L’âge des morts

Une tombe dans le cimetière de Montreuil-L’Argillé (Eure)

Qui randonne à pied ou à vélo fréquente les cimetières. Depuis la disparition des fontaines publiques, c’est en effet dans ces lieux voués aux morts qu’on trouve le plus facilement de l’eau, ce liquide de vie.

Je vais donc souvent dans les cimetières et, m’étant abreuvé, je regarde un moment les tombes. Sur certaines, des photos ont été placées, protégées (plus ou moins) de l’usure par un revêtement d’émail ou de verre. Et à chaque fois, je suis étonné par l’âge des personnes photographiées, qui est le plus souvent celui de leur mort, comme si leur vie avait tout entière été tendue et signifiée par cet instant ultime.
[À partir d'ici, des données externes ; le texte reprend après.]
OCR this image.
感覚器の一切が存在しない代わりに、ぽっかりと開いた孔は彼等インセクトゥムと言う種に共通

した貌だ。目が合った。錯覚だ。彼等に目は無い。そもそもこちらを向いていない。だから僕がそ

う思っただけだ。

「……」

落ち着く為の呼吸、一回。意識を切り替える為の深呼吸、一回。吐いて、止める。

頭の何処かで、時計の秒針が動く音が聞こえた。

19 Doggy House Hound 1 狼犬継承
C’est particulièrement frappant dans le cas de celles et ceux qui ont eu la chance (?) de mourir vieux : l’image laissée à la postérité par les photos de cimetière est le plus souvent celle d’une vieille femme ou d’un vieillard un peu décati, ou affaibli, ou usée par la vie. Ni l’énergie, ni la beauté et la gloire de la jeunesse ne se devinent dans ces visages où le temps est passé.
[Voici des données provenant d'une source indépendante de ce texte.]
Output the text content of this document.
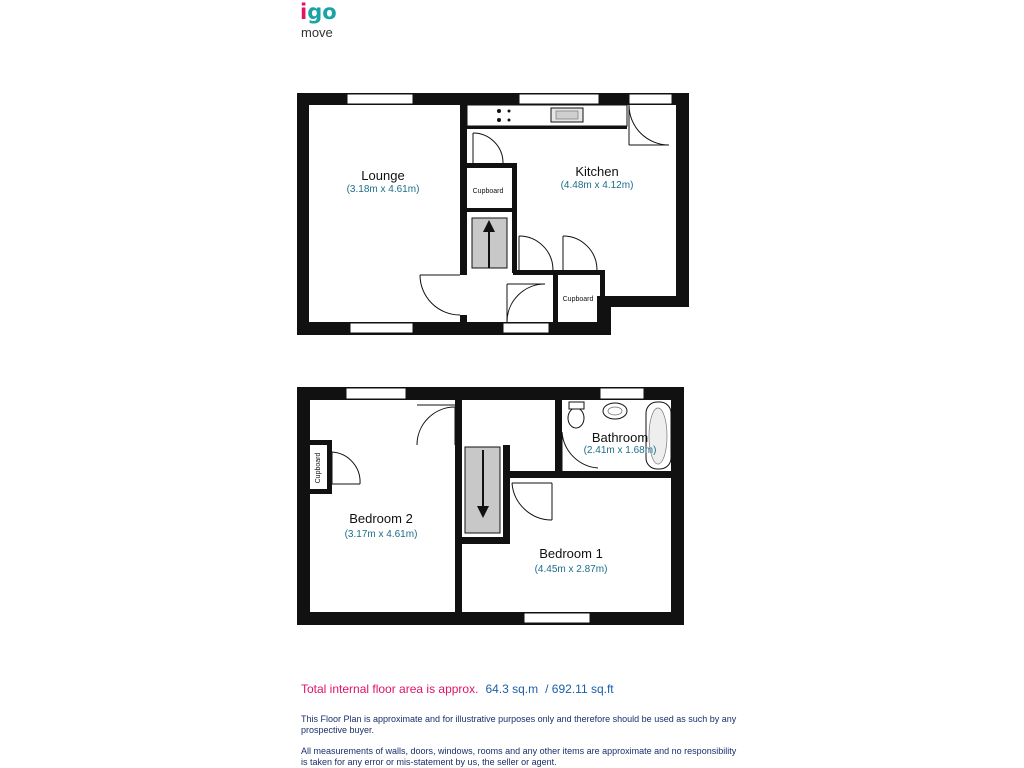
igo
move
Lounge
(3.18m x 4.61m)
Kitchen
(4.48m x 4.12m)
Cupboard
Cupboard
Cupboard
Bedroom 2
(3.17m x 4.61m)
Bedroom 1
(4.45m x 2.87m)
Bathroom
(2.41m x 1.68m)
Total internal floor area is approx. 64.3 sq.m / 692.11 sq.ft
This Floor Plan is approximate and for illustrative purposes only and therefore should be used as such by any prospective buyer.
All measurements of walls, doors, windows, rooms and any other items are approximate and no responsibility is taken for any error or mis-statement by us, the seller or agent.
Et pourtant, avant que d’être vieux, ils ont bien été jeunes, et joyeux, et pétillants ! Mais de cette jeunesse et de cette force, le cimetière ne garde pas la trace.

Je discutais de cela avec Benjamin, l’autre jour. Il y a peut-être, au fond de cette représentation des morts si coutumière que nous ne la distinguons plus, l’idée que la vie est un processus ascendant, qu’on est plus soi à vingt ans qu’on ne l’était à dix, à quarante qu’on ne l’était à vingt, à soixante qu’on ne l’était à quarante ; et que c’est donc dans les derniers mois de sa vie que, sauf maladie sans doute, on est le plus complètement soi-même, ayant eu le loisir et le temps de s’accomplir, d’atteindre la plénitude de son être.

Je ne suis pourtant pas certain que cela soit vrai ni même que quiconque y croie. Je ne pense pas que la vie soit une longue progression, non plus d’ailleurs qu’une lente dégringolade ou une courbe en cloche façon Gauss. Nous avançons à chaque instant du mieux ou du moins mal que nous pouvons, utilisant ce que nous avons appris et mésusant ce que nous avons désappris. Nous ne sommes pas plus ou moins nous-mêmes à quatre-vingt ans qu’à vingt.

L’image des cimetières n’exprime pas ce que nous avons été mais ce que nous laissons. Et aussi choquant, voire scandaleux, que cela puisse paraître, c’est bien notre vieillesse que nous laissons en souvenir lorsque nous mourons vieux. Jeunes, beaux, forts et dynamiques, nous l’avons sans doute été ; mais dans un passé à jamais révolu et à jamais enfui, qui a déjà donné ce qu’il pouvait donner et n’a plus aucune réalité.

Seuls échappent à cette fuite du temps les vedettes dont l’image s’est figée dans la jeunesse ou la plénitude. Mais je crains qu’elles ne paient cela au prix fort et que, prisonnières de leur image, elles ne puissent plus vivre leur vie.

Car on ne peut à la fois être et avoir été.